Fifteen years pass and the only thing on his mind is his eventual escape and exacting his revenge on all the people who conspired to destroy his life. He finally gets his chance thanks to an elder inmate (Richard Harris) who dug his way into Dantes’ cell, taught him to read, write and use the sword and finally, armed with a map to a boundless treasure, escape. Thanks to some fortunate meetings he found new friends and a way to follow his map, retrieve his treasure, and return home with great riches to become one of the most affluent characters of society in an effort to enact a plan of revenge worse than death to those who wronged him.
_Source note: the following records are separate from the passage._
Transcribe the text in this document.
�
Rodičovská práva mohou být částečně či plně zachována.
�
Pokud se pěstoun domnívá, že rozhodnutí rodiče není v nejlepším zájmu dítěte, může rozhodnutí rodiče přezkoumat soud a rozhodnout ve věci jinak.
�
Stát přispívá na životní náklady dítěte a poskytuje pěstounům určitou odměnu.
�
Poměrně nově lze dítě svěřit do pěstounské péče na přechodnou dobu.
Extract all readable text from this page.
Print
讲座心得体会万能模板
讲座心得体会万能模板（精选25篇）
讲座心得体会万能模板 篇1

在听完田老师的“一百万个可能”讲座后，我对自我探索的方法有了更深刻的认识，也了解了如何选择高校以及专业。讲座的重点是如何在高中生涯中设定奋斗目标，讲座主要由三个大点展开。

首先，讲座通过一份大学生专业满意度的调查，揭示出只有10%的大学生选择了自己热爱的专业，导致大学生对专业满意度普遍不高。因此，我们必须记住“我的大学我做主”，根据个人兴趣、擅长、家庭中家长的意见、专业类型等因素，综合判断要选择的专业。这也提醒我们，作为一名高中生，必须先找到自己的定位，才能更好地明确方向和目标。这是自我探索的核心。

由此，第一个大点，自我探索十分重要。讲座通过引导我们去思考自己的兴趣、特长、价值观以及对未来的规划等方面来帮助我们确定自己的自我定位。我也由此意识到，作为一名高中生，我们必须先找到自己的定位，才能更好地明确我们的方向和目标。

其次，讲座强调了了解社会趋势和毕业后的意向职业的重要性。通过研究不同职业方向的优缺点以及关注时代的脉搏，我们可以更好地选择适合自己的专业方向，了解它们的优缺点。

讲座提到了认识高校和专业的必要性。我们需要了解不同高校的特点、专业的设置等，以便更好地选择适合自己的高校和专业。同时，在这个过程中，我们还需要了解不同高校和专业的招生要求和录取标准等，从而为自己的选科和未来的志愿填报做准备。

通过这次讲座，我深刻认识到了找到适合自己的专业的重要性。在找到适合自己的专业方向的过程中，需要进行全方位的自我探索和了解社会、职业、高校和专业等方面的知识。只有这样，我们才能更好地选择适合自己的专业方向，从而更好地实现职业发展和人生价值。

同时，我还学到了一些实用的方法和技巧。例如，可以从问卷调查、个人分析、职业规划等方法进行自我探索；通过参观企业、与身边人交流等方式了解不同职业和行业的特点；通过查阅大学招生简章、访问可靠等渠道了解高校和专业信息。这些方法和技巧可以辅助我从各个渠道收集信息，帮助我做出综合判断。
First off this movie stayed fairly close to the original story with some key differences (which I can’t go into in too much detail without spoiling it), perhaps it’s because it’s been so long since I read the book but the differences were not enough to annoy me as so often happens when a movie deviates from the book but it was enough to skew the story to something my other half enjoyed much more than he probably would have liked the original.
James Caviezel did an excellent job as Dantes, being very convincing and only occasionally seemed to forget he was supposed to be French…but then again, accents slipped in various scenes in the movie but weren’t obvious enough to really detract from the overall feel of the movie. Guy Pearce seemed a little over-the-top in a scene or two but that could have very likely been intentional as Pearce’s character perched precariously on the nether side of insanity. All-in-all I’d say Pearce was the perfect choice for the character of Fernand and played the two sides of the character to perfection…that of the devoted best friend and the jealous rival.
Overall, despite the derivations from the original story this was a very well-acted story that stayed true to the feel of the original story if not entirely to the plot. There is, of course, a certain element of sex, violence, and strong language (though not much of that) that makes the film inappropriate to younger viewers but a definite film to watch for an older audience who enjoys adventure and stories of revenge.